The third, fourth and fifth places went to living economists, who are mentioned in current affairs. Joseph Stiglitz, Christine Lagarde and Paul Krugman. The Catholic University calls them "heterodox" dedicated to pointing out alleged "imperfections of the market economy".

The interesting thing about the UCA ranking, which puts into numbers something that has been perceived for a long time, is the entry of the Austrian School in the top ten. Ludwig von Mises, author of Socialism and Human Action, comes out of ostracism occupying the eighth place. However, the total surprise was the appearance of another "Austrian", who even appears two places before Mises, who is gradually achieving well-deserved postmortem popularity: the number six position went to Carl Menger (1840-1921).

Although not yet well known to the general public, Menger's importance is fundamental in the economic sciences.
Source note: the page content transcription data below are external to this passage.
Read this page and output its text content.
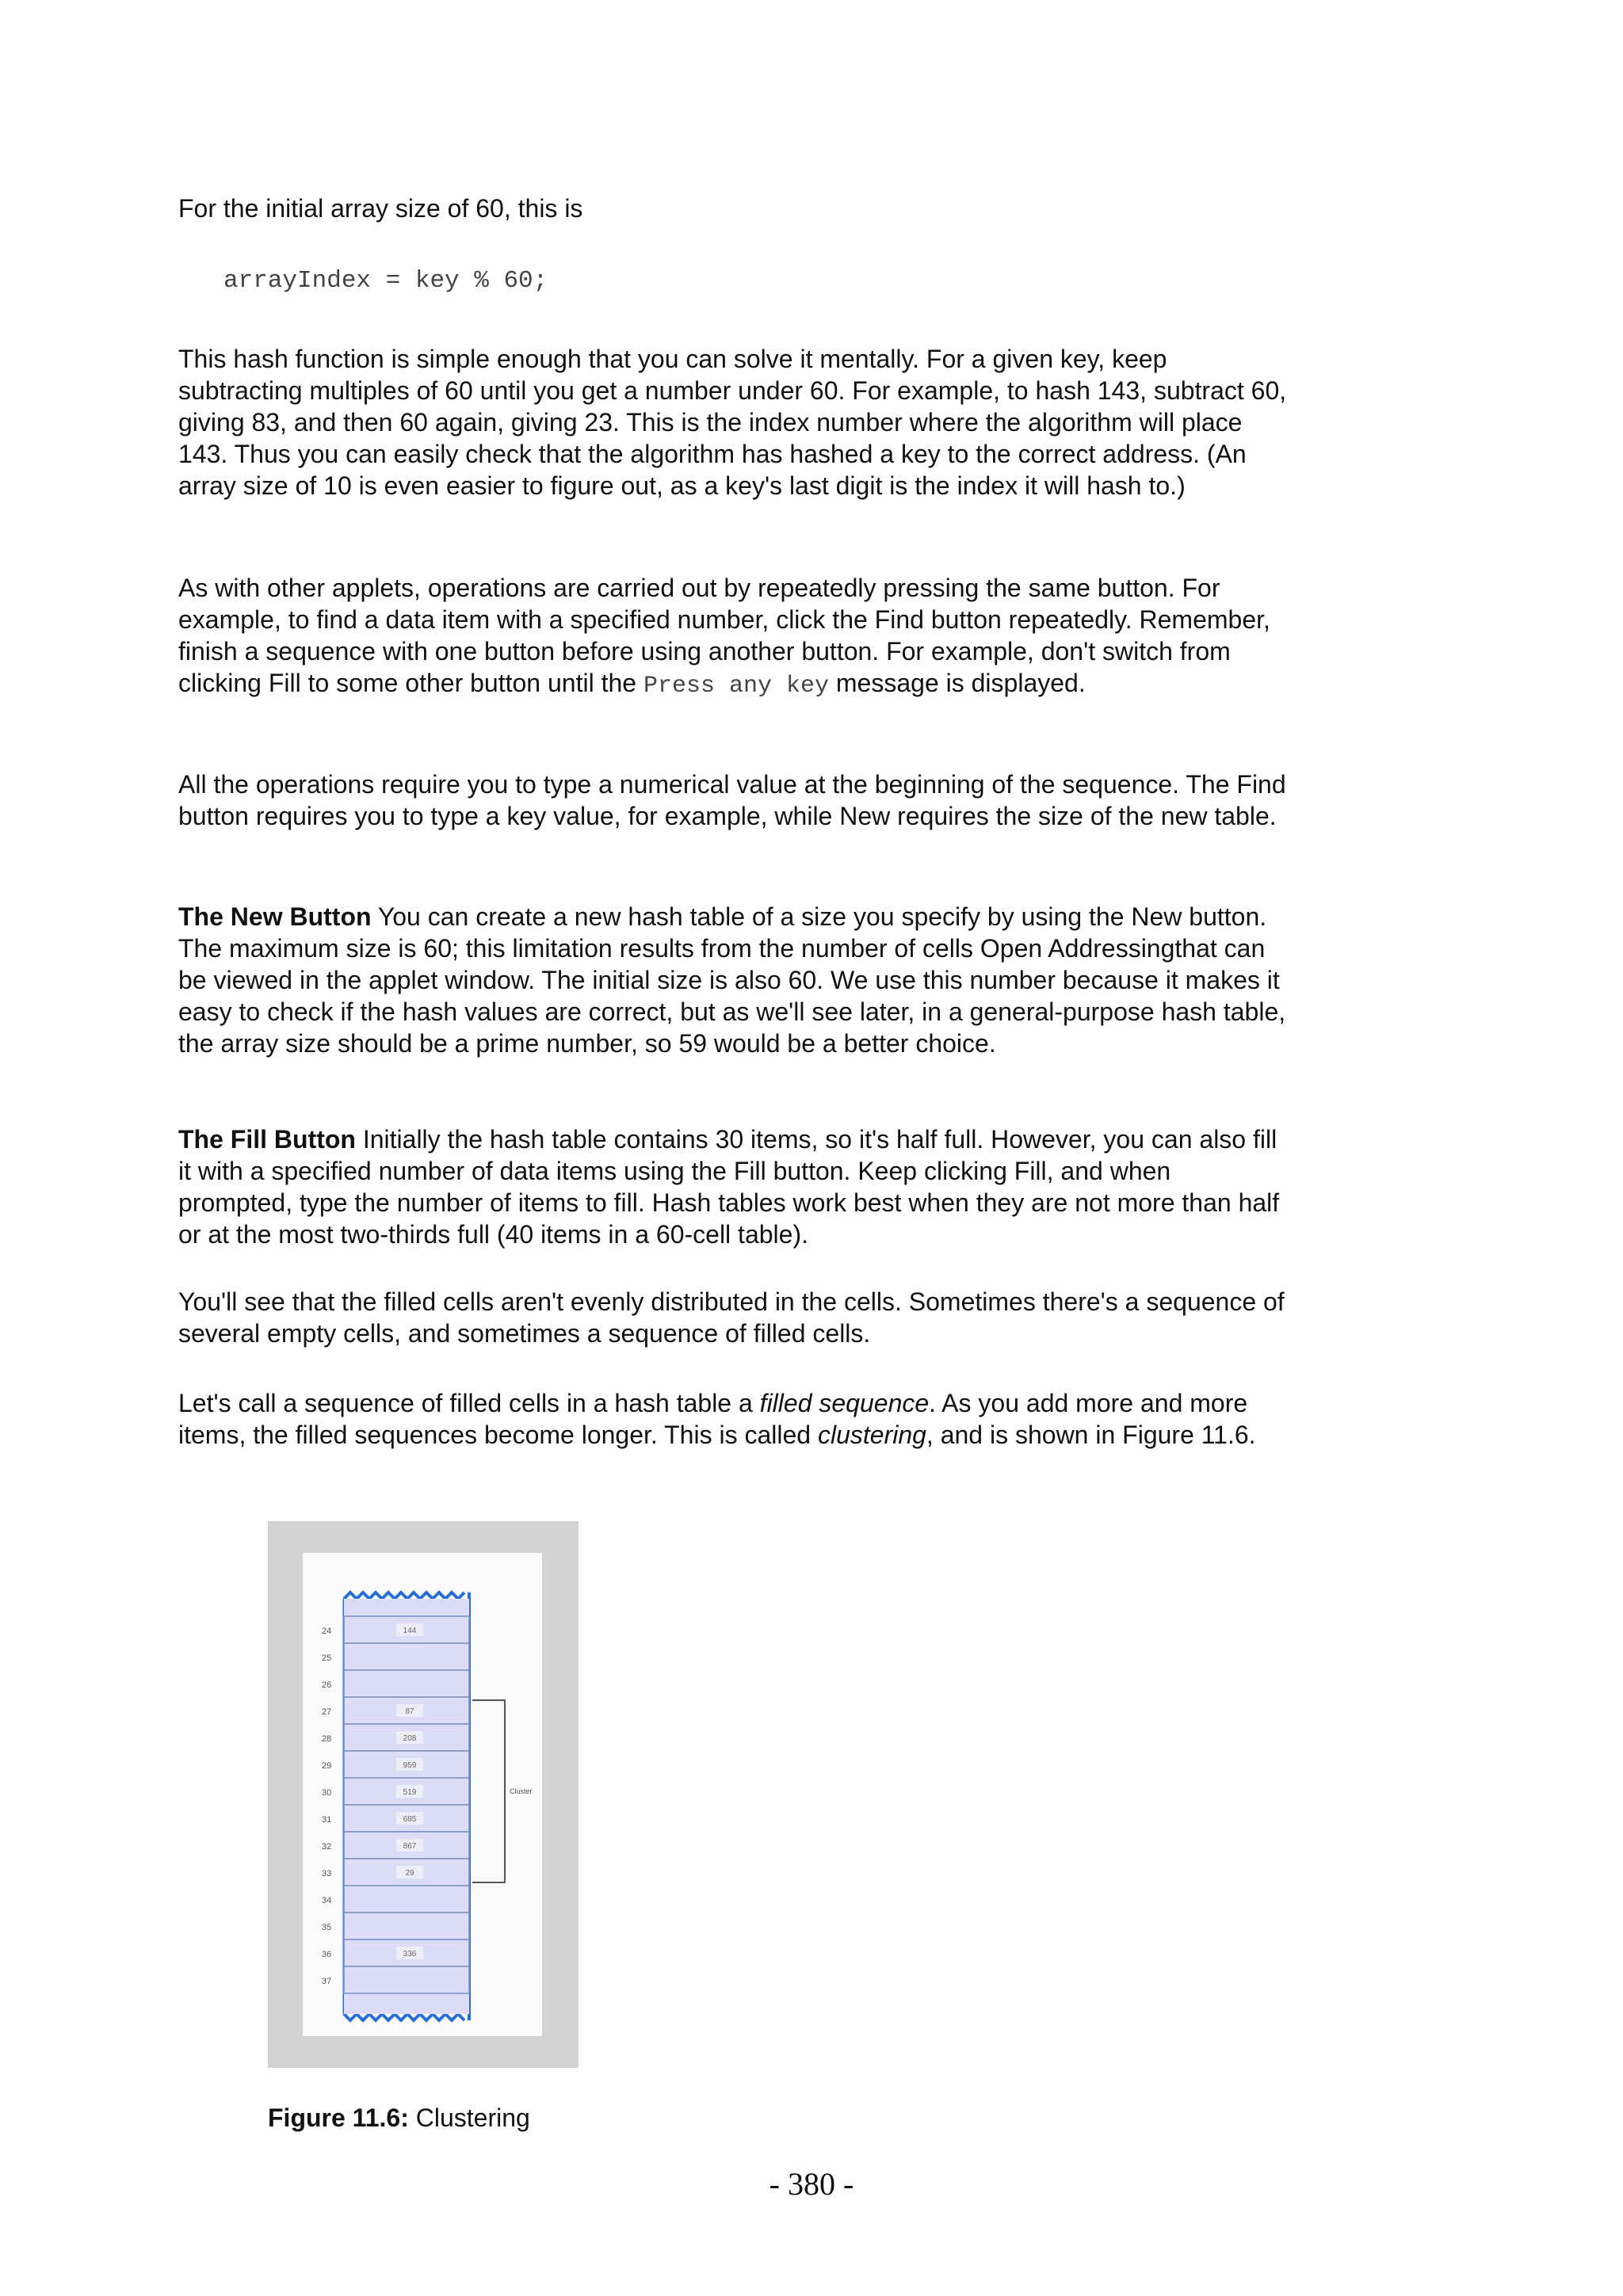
For the initial array size of 60, this is

arrayIndex = key % 60;

This hash function is simple enough that you can solve it mentally. For a given key, keep subtracting multiples of 60 until you get a number under 60. For example, to hash 143, subtract 60, giving 83, and then 60 again, giving 23. This is the index number where the algorithm will place 143. Thus you can easily check that the algorithm has hashed a key to the correct address. (An array size of 10 is even easier to figure out, as a key's last digit is the index it will hash to.)

As with other applets, operations are carried out by repeatedly pressing the same button. For example, to find a data item with a specified number, click the Find button repeatedly. Remember, finish a sequence with one button before using another button. For example, don't switch from clicking Fill to some other button until the Press any key message is displayed.

All the operations require you to type a numerical value at the beginning of the sequence. The Find button requires you to type a key value, for example, while New requires the size of the new table.

The New Button You can create a new hash table of a size you specify by using the New button. The maximum size is 60; this limitation results from the number of cells Open Addressingthat can be viewed in the applet window. The initial size is also 60. We use this number because it makes it easy to check if the hash values are correct, but as we'll see later, in a general-purpose hash table, the array size should be a prime number, so 59 would be a better choice.

The Fill Button Initially the hash table contains 30 items, so it's half full. However, you can also fill it with a specified number of data items using the Fill button. Keep clicking Fill, and when prompted, type the number of items to fill. Hash tables work best when they are not more than half or at the most two-thirds full (40 items in a 60-cell table).

You'll see that the filled cells aren't evenly distributed in the cells. Sometimes there's a sequence of several empty cells, and sometimes a sequence of filled cells.

Let's call a sequence of filled cells in a hash table a filled sequence. As you add more and more items, the filled sequences become longer. This is called clustering, and is shown in Figure 11.6.

24	144
25
26
27	87
28	208
29	959
30	519
31	685
32	867
33	29
34
35
36	336
37
Cluster
Figure 11.6: Clustering
- 380 -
The author explained in detail that the value of things is not linked to their production prices nor the aggregate of the non-existent Marxist surplus value. Goods have a price that is subjectively determined by individuals. With this contribution, he not only refuted Marx (who no longer appears on the list) but also corrected the theory of value of Adam Smith and David Ricardo, which influenced all Marxist thought.

Absent from the ranking was Keynes. Will his absence from the ranking be the prelude to losing his influence in the political arena? It remains to be seen.